Through a close collaboration between the business education research team of the University of Innsbruck and four classes of two secondary vocational schools an autoethnographical attitude and an approximation to social science principles are embedded in the project. From the very start of PEARL, the pupils involved participate actively in working out the details of the research question and the concrete research design for their autoethnographical investigation of learning spaces within their internships. They turned into field researchers of their own learning processes and experiences. The pupils themselves investigated - with the support of the university - their internships as ‘individualized cases’. By using a form of ‘autoethnographic narratives’ (Davis & Ellis 2010: 285) – individual logbook accounts written as stories complemented with photos, interviews, objects, field notes and videos – the pupils reflected their own learning experiences, collected diversified data and generated descriptions of their learning spaces.
So far we have carried out (together with the pupils) 59 case studies, which have been communicative validated by material-stimulated single interviews (conducted by the research team).
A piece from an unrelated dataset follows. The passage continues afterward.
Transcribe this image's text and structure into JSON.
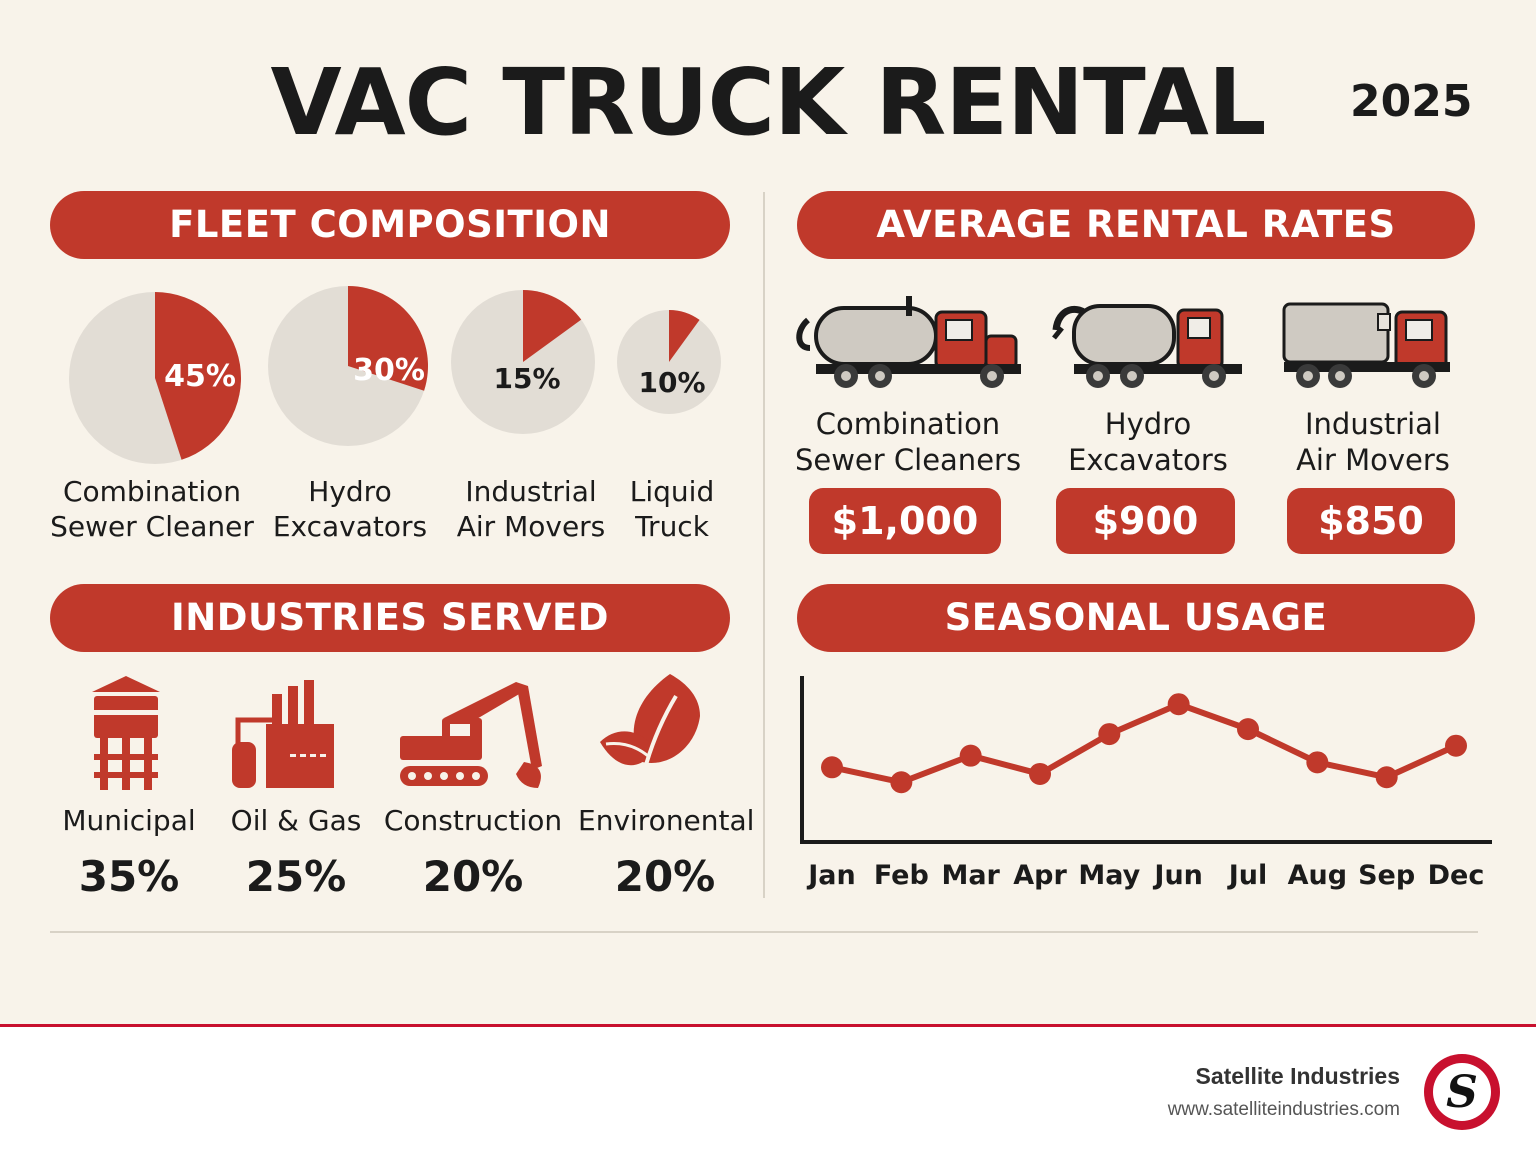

The analysis and interpretation of the manifold data is performed according to the ‘grounded theory’ (Strauss & Corbin 1990) method with the help of the computer assisted qualitative data analysis software atlas.ti.
According to the framework of learning spaces we want to mention three results which emerged from our first data analysis.
1. The scientific discourse on workplace learning and the social learning assumptions of participating in different contexts and professional communities to develop new knowledge, practices and identities for both the individual learner and the respective organisation (Tynjälä 2009: 26f.) is confirmed by our investigation.
2. The analysis suggests the importance of an integrative pedagogical approach to support effectively the diverse learning experiences and to make the multiple learning spaces visible for sustainable professional development. Participation in different practical contexts is not per se a deep learning experience. It needs mediating tools, dialogic inquiry and a well-trained practice of thinking and reflecting. Teachers and supervisors of the internship should tutor, mentor and coach the students before, during and after the internship. Therefore a close collaboration and partnership between vocational schools and workplaces is essential (Tynjälä 2009: 12).
3. Moreover the data analysis shows that scientific literacy leads to an increased ability to learn and reflect, especially in ‘cross-border-learning’ situations (Ostendorf & Ammann 2009). Through ‘becoming junior scholars’ the learners are able to reflect more efficiently on the multiple learning experiences in internships and to enhance their professional competences. Through this process they learn scientific procedures, open thinking and creative solutions.